Não é exagero afirmar que fabular, narrar e ler são condições existenciais do homem. Fazem parte da nossa história, da trajetória humana em busca de significado para a vida. Uma história, seja em prosa ou poesia, tem sempre a intenção de gerar sentido. Então, aí, na procura de sentido, já existe a intenção arquetípica de busca pela transcendência. No momento em que o homem se reconhece como sujeito do desejo, está traçado o caminho da representação poética. A realidade cotidiana e banal necessita ser redimensionada e experimentada de outra maneira. O gesto em busca de transcendência será aquele que nos fará contemplar a “terceira margem do rio”, como nos diz o grande Guimarães Rosa. Isso nos remeterá, irreversivelmente, para o universo da arte, garantindo a possibilidade de reinventar a vida e sonhar com o mundo para além do que somos e fazemos.

Tanto o sagrado quanto o poético estão envolvidos em algo que nos coloca numa dimensão de dignidade espiritual, porque nos fazem refletir sobre os mais variados aspectos da natureza humana: o que somos, para que somos e para onde vamos.

Quando alcançamos o sagrado, estamos no poético, e o contrário é verdadeiro, pois o re-ligare implica a união com o todo, mergulho cosmogônico no infinito, desdobramento do si para o outro. Busca por algo maior que nos possa explicar. Daí se comparar com freqüência a função do religioso com a do poeta. Ambos dão ao mundo a possibilidade de transcendência. No primeiro, tocaremos pela fé. No segundo, pela fruição estética. Quando estamos em oração, comungamos com os segredos da vida e da morte. Quando adentramos no universo da arte, abrimos janelas de par em par e colhemos o mundo no centro da alma, e o banal transfigura-se em poesia.

Parece que estamos sempre envoltos no sagrado, pois foi essa, possivelmente, a primeira forma de nos relacionar com o mistério da vida.
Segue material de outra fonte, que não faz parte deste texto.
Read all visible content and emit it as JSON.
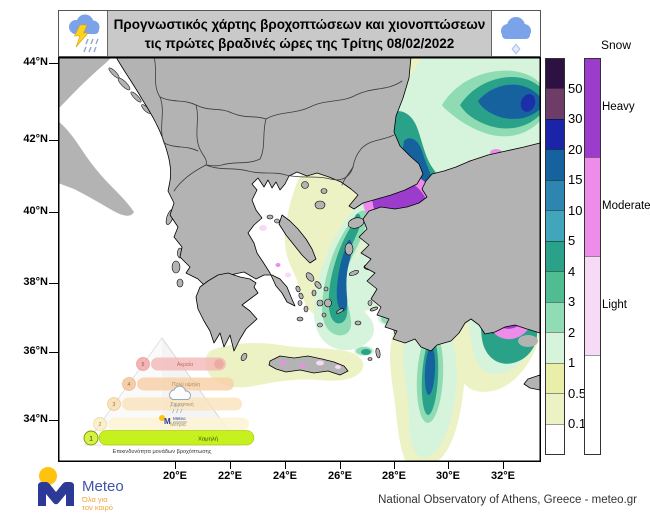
{
  "title": {
    "line1": "Προγνωστικός χάρτης βροχοπτώσεων  και χιονοπτώσεων",
    "line2": "τις πρώτες βραδινές ώρες της Τρίτης 08/02/2022"
  },
  "axes": {
    "lat": [
      "44°N",
      "42°N",
      "40°N",
      "38°N",
      "36°N",
      "34°N"
    ],
    "lon": [
      "20°E",
      "22°E",
      "24°E",
      "26°E",
      "28°E",
      "30°E",
      "32°E"
    ]
  },
  "legend": {
    "rain_values": [
      "50",
      "30",
      "20",
      "15",
      "10",
      "5",
      "4",
      "3",
      "2",
      "1",
      "0.5",
      "0.1"
    ],
    "rain_colors": [
      "#2d1142",
      "#6d3d68",
      "#1b24a8",
      "#15629e",
      "#2e86b0",
      "#41a6bb",
      "#2aa189",
      "#4fbc92",
      "#90dcb5",
      "#d6f3dc",
      "#e9efa9",
      "#edf2c4",
      "#ffffff"
    ],
    "snow_title": "Snow",
    "snow_labels": [
      "Heavy",
      "Moderate",
      "Light"
    ],
    "snow_colors": [
      "#9c3ccc",
      "#ee8ce9",
      "#f7daf5",
      "#ffffff"
    ]
  },
  "pyramid": {
    "levels": [
      {
        "num": "5",
        "label": "Ακραία"
      },
      {
        "num": "4",
        "label": "Πολύ υψηλή"
      },
      {
        "num": "3",
        "label": "Σημαντική"
      },
      {
        "num": "2",
        "label": "Μέτρια"
      },
      {
        "num": "1",
        "label": "Χαμηλή"
      }
    ],
    "caption": "Επικινδυνότητα μονάδων βροχόπτωσης"
  },
  "logo": {
    "name": "Meteo",
    "tagline_line1": "Όλα για",
    "tagline_line2": "τον καιρό"
  },
  "attribution": "National Observatory of Athens, Greece - meteo.gr",
  "map_colors": {
    "land": "#b3b3b3",
    "sea": "#ffffff",
    "snow_heavy": "#9c3ccc",
    "snow_moderate": "#ee8ce9",
    "snow_light": "#f7daf5"
  }
}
Isso vai nos remeter para além do empírico, fazendo com que a realidade se converta em palavra. Tanto o sagrado como o poético são da ordem do ontológico.
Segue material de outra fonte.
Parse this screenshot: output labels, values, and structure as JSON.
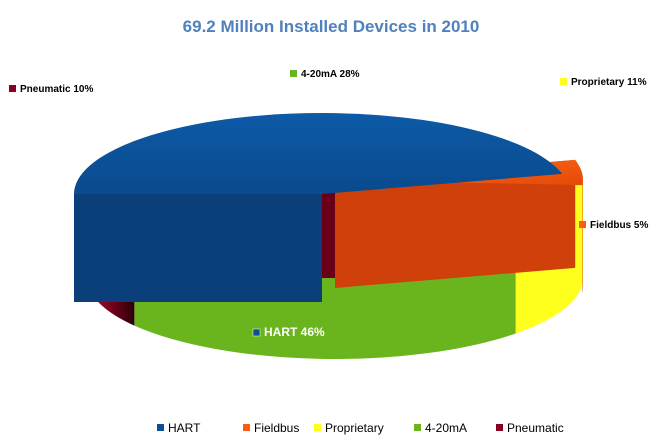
{
  "chart_data": {
    "type": "pie",
    "title": "69.2 Million Installed Devices in 2010",
    "categories": [
      "HART",
      "Fieldbus",
      "Proprietary",
      "4-20mA",
      "Pneumatic"
    ],
    "values": [
      46,
      5,
      11,
      28,
      10
    ],
    "unit": "%",
    "data_labels": [
      "HART 46%",
      "Fieldbus 5%",
      "Proprietary 11%",
      "4-20mA 28%",
      "Pneumatic 10%"
    ],
    "colors": [
      "#0b4f97",
      "#ff5a12",
      "#ffff1e",
      "#6ab51e",
      "#8a0022"
    ],
    "legend_position": "bottom",
    "exploded": [
      "HART",
      "Fieldbus"
    ],
    "style": "3d"
  }
}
O poeta Pablo Neruda nos diz, em um dos seus mais lindos poemas:

As Uvas e o Vento
(…) Tu perguntas o que a lagosta tece
Lá embaixo…
Com seus pés dourados.
Respondo que o oceano sabe.
E por quem a medusa espera,
em sua veste transparente?
Está esperando pelo
tempo, como tu.
Quem as algas apertam
Em seu abraço… perguntas…
Mais firme que uma hora e
Um mar certos? Eu sei.
Perguntas sobre a mesa
Branca do narval…
E eu respondo cantando como
Unicórnio do mar, arpoado, morre.
Perguntas sobre as plumas do rei
Pescador…
Que vibrou nas puras
Primaveras dos mares do sul.
Quero te contar que o oceano
Sabe isto: que a vida…
Em seus estojos de jóias,
É infinita como areia,
Incontável, pura; e o tempo,
Entre as uvas cor-de-sangue…
Tornou a pedra dura e lisa,
Encheu a água-viva de luz…
Desfez o seu nó, soltou
Seus fios musicais…
De uma cornucópia feia
De infinita madrepérola.
Sou só a rede vazia diante dos
Olhos humanos na escuridão…
E de dedos habituados à longitude
Do tímido globo de uma laranja.
Caminho, como tu, investigando
A estrela sem fim…
E em minha rede, durante
A noite, acordo nu.
A única coisa capturada
É um peixe…
Preso dentro do vento
Investigando a estrela sem fim…

Iniciamos com Drummond, anunciando a busca permanente por uma palavra que nos represente; não por coincidência, concluímos com Pablo Neruda em busca da estrela sem fim. Imersos no sagrado e no poético. Metáfora absoluta do que somos e desejamos. Sobre a estrela sem fim? Ou a palavra semeada? É a busca de cada um. Lembrem-se: a vida se sente quando é transformada em palavra no sagrado da poesia em tudo que se vê, se sente e se é.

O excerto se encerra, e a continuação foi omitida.